I know April 23 won’t technically be here until midnight, but from the looks of this place, I think hell is going to show up ahead of schedule.

As I hustle across the highway, I pass a group of shitfaced good ole boys hanging out on the tailgate of a stranded F-250. They have the doors open, blasting some obnoxious country song from the truck’s CD player. They don’t seem to notice me, but as soon as I get within arm’s reach, one of the fuckers reaches out and grabs my backpack. It all happens so fast. One minute, I have my sights set on the smoking shell of a library across the street, and the next, I have a forty-year-old man on the pavement with my pocketknife pressed against his throat.

His stunned, glassy eyes lift to something over my head as his buddy in the truck yells, “Mikey! Git my rifle!”

Shit.

Backpack in hand, I take off running, disappearing behind a Chevy Suburban just before three bullets pierce the hood and fender. Their laughter fades behind me as I tear past the library. The exterior walls are still intact, but the fire inside has eaten through the roof and is now shooting fifteen feet into the air. A few extremely stoned-looking Franklin Springs citizens have gathered around to watch it burn.

I hope Rain made it through here okay, I think as my feet hit the trail.

If she even went home. Fuck. What if she didn’t go home?

I rack my brain for other places I should search, but nothing comes to mind. Carter’s house is gone. Her friends have all left town, if she even had any. The businesses around here are either boarded up, burned down, or occupied by thugs. She has to be there. She has to.

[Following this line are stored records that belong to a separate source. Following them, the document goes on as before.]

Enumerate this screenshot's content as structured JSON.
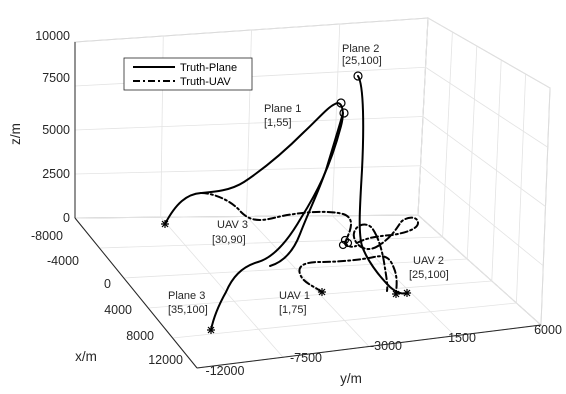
{
  "chart_data": {
    "type": "line3d",
    "title": "",
    "xlabel": "x/m",
    "ylabel": "y/m",
    "zlabel": "z/m",
    "xlim": [
      -8000,
      12000
    ],
    "ylim": [
      -12000,
      6000
    ],
    "zlim": [
      0,
      10000
    ],
    "x_ticks": [
      "-8000",
      "-4000",
      "0",
      "4000",
      "8000",
      "12000"
    ],
    "y_ticks": [
      "-12000",
      "-7500",
      "-3000",
      "1500",
      "6000"
    ],
    "z_ticks": [
      "0",
      "2500",
      "5000",
      "7500",
      "10000"
    ],
    "grid": true,
    "box": true,
    "legend": {
      "placement": "top-left",
      "entries": [
        {
          "label": "Truth-Plane",
          "style": "solid"
        },
        {
          "label": "Truth-UAV",
          "style": "dash-dot"
        }
      ]
    },
    "series": [
      {
        "name": "Truth-Plane",
        "track": "Plane 1",
        "style": "solid"
      },
      {
        "name": "Truth-Plane",
        "track": "Plane 2",
        "style": "solid"
      },
      {
        "name": "Truth-Plane",
        "track": "Plane 3",
        "style": "solid"
      },
      {
        "name": "Truth-UAV",
        "track": "UAV 1",
        "style": "dash-dot"
      },
      {
        "name": "Truth-UAV",
        "track": "UAV 2",
        "style": "dash-dot"
      },
      {
        "name": "Truth-UAV",
        "track": "UAV 3",
        "style": "dash-dot"
      }
    ],
    "annotations": [
      {
        "name": "Plane 1",
        "value": "[1,55]"
      },
      {
        "name": "Plane 2",
        "value": "[25,100]"
      },
      {
        "name": "Plane 3",
        "value": "[35,100]"
      },
      {
        "name": "UAV 1",
        "value": "[1,75]"
      },
      {
        "name": "UAV 2",
        "value": "[25,100]"
      },
      {
        "name": "UAV 3",
        "value": "[30,90]"
      }
    ]
  }
}
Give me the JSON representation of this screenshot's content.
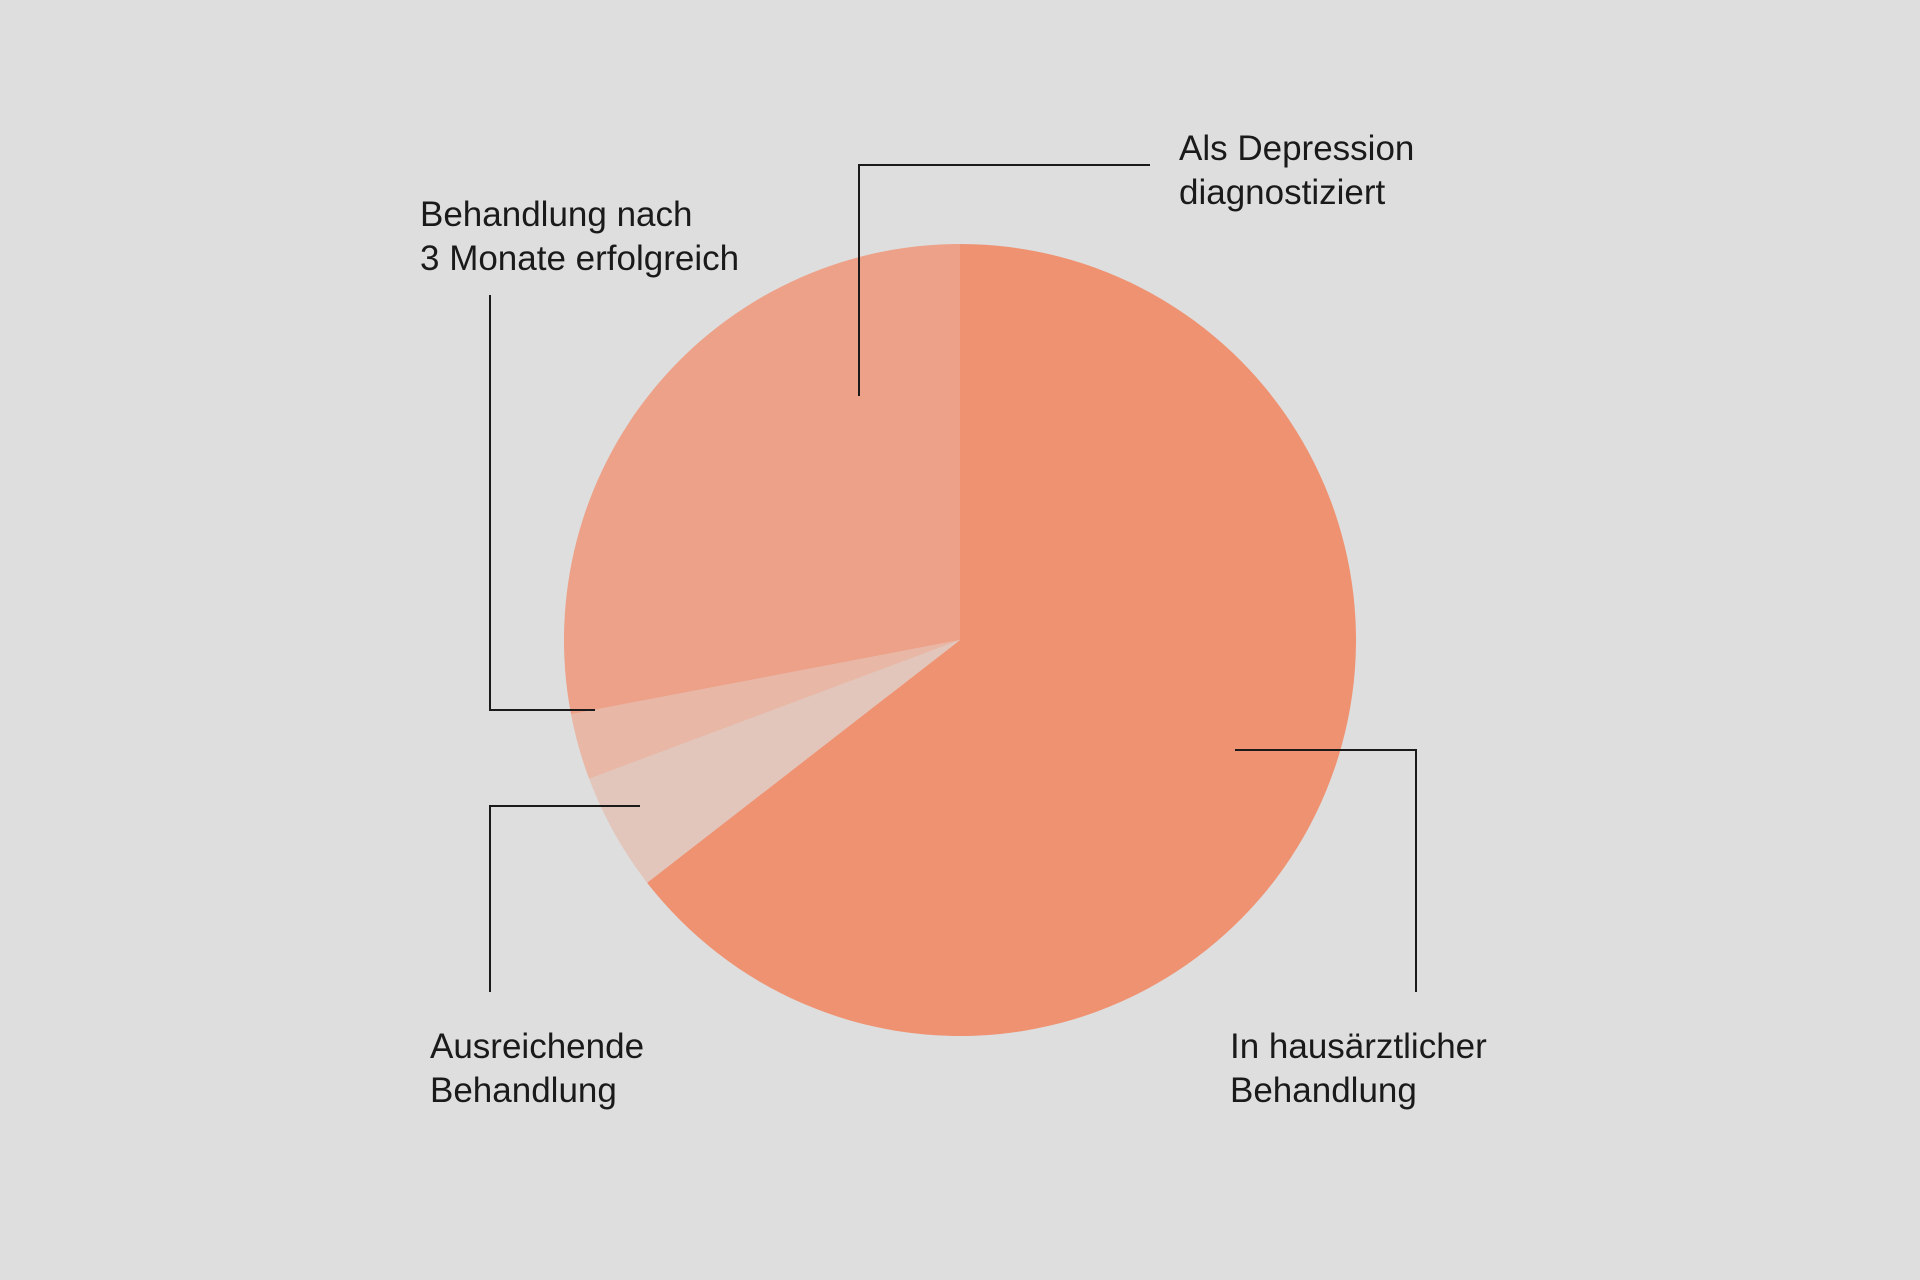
{
  "chart_data": {
    "type": "pie",
    "title": "",
    "start_angle_deg": 0,
    "direction": "clockwise",
    "slices": [
      {
        "key": "primary",
        "label_lines": [
          "In hausärztlicher",
          "Behandlung"
        ],
        "value": 64.5,
        "color": "#ef9272"
      },
      {
        "key": "sufficient",
        "label_lines": [
          "Ausreichende",
          "Behandlung"
        ],
        "value": 4.8,
        "color": "#e3c6bb"
      },
      {
        "key": "successful",
        "label_lines": [
          "Behandlung nach",
          "3 Monate erfolgreich"
        ],
        "value": 2.7,
        "color": "#e8b7a5"
      },
      {
        "key": "diagnosed",
        "label_lines": [
          "Als Depression",
          "diagnostiziert"
        ],
        "value": 28.0,
        "color": "#eda188"
      }
    ],
    "legend": "callout labels with leader lines",
    "grid": false
  },
  "colors": {
    "background": "#dedede",
    "leader_line": "#1a1a1a",
    "text": "#1a1a1a"
  }
}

What the hell do I say to her dad?

“Hi. I’m the guy your daughter was with while you were worried sick about her for the last two and a half days. Sorry about that.”

Maybe he really is deaf. If that’s the case, I won’t have to say anything.

As I jog, I wonder if Rain knows sign language.

I wonder if her mom will be home.

I wonder if she even has a mom anymore.

I don’t slow down, the closer I get. In fact, I pick up the pace as soon as the tree house comes into view, hurdling over the fallen oak where Rain told me she went home this morning.